Mendocino County, on California's North Coast, has decided to hold off on renewing a contract with a controversial federal agency that kills predators and other animals. The move came as a result of a lawsuit filed in November by wildlife protection activists, who charged the county had violated state law in renewing its contract with the agency, which has attracted increasing controversy over its aims and methods.
Wildlife Services, an agency within the U.S. Department of Agriculture, kills approximately 80,000 wild animals annually in California, usually at the behest of agricultural interests. Coyotes are a primary target of Wildlife Services' activities, but the agency also kills pumas, foxes, and bears, as well as non-target animals such as raptors and even household pets.
Activists had urged Mendocino County in 2014 not to renew its contract with Wildlife Services, citing successful programs in neighboring Marin and Sonoma counties to manage predators through non-lethal means. Mendocino County supervisors went ahead and renewed the contract anyway, prompting several groups and a county resident to file suit against the county in November.
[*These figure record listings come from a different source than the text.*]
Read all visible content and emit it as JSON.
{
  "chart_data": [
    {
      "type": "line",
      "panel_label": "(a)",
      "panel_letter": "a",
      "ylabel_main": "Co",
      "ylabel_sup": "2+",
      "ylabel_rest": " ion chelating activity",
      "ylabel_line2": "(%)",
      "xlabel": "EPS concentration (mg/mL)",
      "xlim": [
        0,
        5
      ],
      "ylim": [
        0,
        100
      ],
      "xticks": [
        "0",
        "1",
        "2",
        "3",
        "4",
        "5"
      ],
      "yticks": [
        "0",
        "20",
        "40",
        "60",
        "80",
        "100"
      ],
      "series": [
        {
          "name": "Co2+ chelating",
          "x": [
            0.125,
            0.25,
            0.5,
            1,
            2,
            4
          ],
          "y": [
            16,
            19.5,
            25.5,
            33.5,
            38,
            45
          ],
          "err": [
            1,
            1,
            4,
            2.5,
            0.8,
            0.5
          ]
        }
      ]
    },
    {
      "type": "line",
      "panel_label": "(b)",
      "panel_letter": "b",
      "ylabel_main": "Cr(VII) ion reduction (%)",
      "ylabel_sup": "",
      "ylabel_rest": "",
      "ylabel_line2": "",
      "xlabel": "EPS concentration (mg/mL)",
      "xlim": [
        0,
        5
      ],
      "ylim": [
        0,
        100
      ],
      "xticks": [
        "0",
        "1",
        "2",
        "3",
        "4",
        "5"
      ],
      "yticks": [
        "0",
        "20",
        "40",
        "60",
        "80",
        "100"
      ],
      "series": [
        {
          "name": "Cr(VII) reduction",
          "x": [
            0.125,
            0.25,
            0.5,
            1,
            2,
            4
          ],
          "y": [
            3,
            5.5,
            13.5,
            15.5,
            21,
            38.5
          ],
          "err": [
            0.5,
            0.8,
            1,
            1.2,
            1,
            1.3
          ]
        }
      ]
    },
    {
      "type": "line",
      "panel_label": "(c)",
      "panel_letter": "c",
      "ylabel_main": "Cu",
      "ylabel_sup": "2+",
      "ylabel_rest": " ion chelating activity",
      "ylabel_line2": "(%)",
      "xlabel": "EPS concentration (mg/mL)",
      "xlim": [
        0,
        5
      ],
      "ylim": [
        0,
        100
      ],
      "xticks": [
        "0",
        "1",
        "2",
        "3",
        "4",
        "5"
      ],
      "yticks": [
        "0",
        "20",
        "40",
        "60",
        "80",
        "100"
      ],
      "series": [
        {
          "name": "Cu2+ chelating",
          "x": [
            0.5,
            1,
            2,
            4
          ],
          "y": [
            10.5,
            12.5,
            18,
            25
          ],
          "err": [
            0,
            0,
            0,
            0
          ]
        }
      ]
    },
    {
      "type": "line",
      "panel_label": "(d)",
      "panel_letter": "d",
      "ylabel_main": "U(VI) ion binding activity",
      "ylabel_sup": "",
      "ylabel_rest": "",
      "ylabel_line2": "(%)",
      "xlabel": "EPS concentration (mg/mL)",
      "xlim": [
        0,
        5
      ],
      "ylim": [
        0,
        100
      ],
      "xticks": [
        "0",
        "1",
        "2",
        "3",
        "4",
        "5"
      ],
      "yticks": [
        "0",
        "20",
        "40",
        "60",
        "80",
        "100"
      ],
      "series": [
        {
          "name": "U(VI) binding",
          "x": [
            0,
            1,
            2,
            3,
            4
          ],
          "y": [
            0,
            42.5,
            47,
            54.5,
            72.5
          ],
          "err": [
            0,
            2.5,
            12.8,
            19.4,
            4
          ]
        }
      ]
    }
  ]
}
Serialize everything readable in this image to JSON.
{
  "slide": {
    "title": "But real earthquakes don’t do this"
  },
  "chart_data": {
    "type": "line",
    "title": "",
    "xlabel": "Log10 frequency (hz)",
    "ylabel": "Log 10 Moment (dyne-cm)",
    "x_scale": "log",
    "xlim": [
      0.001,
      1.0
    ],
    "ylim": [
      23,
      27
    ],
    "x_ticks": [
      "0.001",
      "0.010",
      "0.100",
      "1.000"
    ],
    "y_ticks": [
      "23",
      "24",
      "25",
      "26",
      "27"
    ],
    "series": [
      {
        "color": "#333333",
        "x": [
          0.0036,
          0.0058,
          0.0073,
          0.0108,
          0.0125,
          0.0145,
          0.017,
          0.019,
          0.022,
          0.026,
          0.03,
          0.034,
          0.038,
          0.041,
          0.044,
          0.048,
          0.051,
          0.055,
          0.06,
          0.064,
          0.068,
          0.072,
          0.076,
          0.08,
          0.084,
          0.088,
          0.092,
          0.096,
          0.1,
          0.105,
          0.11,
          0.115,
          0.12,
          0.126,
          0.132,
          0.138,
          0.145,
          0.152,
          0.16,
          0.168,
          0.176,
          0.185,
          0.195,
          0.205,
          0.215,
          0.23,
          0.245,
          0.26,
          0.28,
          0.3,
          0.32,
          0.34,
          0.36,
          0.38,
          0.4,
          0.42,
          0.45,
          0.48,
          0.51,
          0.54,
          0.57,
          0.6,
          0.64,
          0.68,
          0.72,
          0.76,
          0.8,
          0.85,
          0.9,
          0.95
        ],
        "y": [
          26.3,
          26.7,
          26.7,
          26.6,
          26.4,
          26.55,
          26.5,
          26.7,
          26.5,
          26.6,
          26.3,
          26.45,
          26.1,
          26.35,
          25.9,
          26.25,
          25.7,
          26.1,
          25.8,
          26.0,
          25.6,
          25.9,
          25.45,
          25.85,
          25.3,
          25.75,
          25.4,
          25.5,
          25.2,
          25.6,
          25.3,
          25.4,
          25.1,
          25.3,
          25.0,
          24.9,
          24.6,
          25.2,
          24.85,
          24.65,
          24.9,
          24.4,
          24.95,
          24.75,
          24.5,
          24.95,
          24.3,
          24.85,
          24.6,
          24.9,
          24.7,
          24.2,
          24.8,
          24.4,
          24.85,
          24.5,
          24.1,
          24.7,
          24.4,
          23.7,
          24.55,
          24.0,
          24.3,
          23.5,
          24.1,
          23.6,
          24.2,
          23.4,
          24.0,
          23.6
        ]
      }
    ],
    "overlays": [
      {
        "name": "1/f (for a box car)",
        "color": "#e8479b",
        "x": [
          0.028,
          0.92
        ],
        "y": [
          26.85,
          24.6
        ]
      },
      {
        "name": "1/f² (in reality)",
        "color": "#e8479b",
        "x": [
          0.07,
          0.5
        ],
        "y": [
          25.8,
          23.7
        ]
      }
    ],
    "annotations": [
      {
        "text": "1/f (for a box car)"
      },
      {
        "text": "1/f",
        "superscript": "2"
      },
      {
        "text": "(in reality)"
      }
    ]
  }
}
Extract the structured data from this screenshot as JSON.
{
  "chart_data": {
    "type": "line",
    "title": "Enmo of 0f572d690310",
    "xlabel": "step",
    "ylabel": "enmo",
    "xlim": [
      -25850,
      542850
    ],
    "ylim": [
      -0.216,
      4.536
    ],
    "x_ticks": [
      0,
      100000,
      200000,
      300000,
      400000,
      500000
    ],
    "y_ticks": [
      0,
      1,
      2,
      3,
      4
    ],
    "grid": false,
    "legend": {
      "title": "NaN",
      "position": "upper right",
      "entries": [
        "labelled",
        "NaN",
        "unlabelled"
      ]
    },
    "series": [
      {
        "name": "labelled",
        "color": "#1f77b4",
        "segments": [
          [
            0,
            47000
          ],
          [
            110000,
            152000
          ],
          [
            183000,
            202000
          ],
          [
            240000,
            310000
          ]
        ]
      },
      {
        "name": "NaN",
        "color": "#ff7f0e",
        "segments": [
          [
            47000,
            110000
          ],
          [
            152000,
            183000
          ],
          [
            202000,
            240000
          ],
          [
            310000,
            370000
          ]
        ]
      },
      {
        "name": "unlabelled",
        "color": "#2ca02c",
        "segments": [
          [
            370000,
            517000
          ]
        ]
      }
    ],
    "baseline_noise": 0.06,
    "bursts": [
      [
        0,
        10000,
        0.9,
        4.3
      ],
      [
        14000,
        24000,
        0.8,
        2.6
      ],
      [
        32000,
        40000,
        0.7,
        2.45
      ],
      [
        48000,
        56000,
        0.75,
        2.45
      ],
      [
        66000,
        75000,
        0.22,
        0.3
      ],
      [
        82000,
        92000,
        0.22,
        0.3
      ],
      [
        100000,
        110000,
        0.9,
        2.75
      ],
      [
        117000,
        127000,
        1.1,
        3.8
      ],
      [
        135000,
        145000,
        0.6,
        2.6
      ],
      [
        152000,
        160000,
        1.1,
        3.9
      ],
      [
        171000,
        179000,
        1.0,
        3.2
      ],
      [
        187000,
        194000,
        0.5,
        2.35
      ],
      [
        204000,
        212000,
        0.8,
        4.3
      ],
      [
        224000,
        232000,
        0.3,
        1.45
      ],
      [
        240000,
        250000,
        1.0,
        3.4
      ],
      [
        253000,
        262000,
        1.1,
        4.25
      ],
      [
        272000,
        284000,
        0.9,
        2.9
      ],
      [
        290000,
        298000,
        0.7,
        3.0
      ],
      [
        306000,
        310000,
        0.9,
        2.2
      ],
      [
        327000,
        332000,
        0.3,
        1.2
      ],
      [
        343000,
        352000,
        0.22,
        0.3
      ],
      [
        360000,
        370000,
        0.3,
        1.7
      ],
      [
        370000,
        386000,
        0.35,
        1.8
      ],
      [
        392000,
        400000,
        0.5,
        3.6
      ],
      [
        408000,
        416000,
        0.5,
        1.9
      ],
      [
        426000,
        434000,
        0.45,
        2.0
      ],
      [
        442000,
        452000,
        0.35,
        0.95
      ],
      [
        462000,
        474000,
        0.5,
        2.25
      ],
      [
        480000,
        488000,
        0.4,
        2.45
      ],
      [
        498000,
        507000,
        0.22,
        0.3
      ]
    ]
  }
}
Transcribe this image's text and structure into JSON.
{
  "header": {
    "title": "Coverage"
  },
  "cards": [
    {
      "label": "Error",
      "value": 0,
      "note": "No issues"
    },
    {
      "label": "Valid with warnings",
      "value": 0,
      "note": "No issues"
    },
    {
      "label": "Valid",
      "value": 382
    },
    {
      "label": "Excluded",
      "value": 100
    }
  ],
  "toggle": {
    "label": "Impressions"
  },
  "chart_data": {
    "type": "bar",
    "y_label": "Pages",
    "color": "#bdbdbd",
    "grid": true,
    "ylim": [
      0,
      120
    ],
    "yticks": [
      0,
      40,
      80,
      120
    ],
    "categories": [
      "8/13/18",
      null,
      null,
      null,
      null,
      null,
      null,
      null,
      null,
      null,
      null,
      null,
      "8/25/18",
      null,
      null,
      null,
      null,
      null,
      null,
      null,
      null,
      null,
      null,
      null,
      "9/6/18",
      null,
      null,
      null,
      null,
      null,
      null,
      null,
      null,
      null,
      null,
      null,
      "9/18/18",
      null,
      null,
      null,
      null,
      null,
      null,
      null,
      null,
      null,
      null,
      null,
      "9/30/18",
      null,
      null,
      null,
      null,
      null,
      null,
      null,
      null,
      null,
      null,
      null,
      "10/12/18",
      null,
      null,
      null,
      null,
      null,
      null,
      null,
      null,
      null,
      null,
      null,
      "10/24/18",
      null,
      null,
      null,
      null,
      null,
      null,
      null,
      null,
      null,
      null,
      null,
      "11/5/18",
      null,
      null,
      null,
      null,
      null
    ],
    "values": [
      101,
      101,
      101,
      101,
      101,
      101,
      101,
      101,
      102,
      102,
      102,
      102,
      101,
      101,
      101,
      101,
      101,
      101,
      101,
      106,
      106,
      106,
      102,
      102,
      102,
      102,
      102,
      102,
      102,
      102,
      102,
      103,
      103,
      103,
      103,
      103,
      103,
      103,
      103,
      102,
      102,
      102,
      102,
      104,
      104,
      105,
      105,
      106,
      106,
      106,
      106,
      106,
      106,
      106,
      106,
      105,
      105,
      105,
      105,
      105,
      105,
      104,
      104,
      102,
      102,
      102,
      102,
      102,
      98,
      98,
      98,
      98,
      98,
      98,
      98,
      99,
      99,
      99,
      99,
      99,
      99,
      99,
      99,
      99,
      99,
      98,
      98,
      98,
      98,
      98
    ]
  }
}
The plaintiffs charged that the County had violated the California Environmental Quality Act by failing to conduct an environmental review of Wildlife Services' activities before renewing its contract with the federal agency. Under the terms of the previous contract, the county had agreed to pay Wildlife Services $142,356 in exchange for killing hundreds of coyotes each year, along with bobcats, bears, and foxes.
On Monday, Mendocino County supervisors agreed in a court settlement to suspend and review the contract, in return for which the plaintiffs -- Animal Legal Defense Fund, Animal Welfare Institute, Center for Biological Diversity, Natural Resources Defense Council, and Project Coyote -- dropped the lawsuit.
Sonoma County, to the south of Mendocino, severed its working relationship with Wildlife Services in 2013. Marin County has been prioritizing non-lethal predator management for 15 years, reducing livestock losses, predator mortality, and costs all at the same time.
As part of this new settlement, Mendocino County will assess some of those same non-lethal predator management techniques, and will conduct an environmental review before considering another contract with Wildlife Services.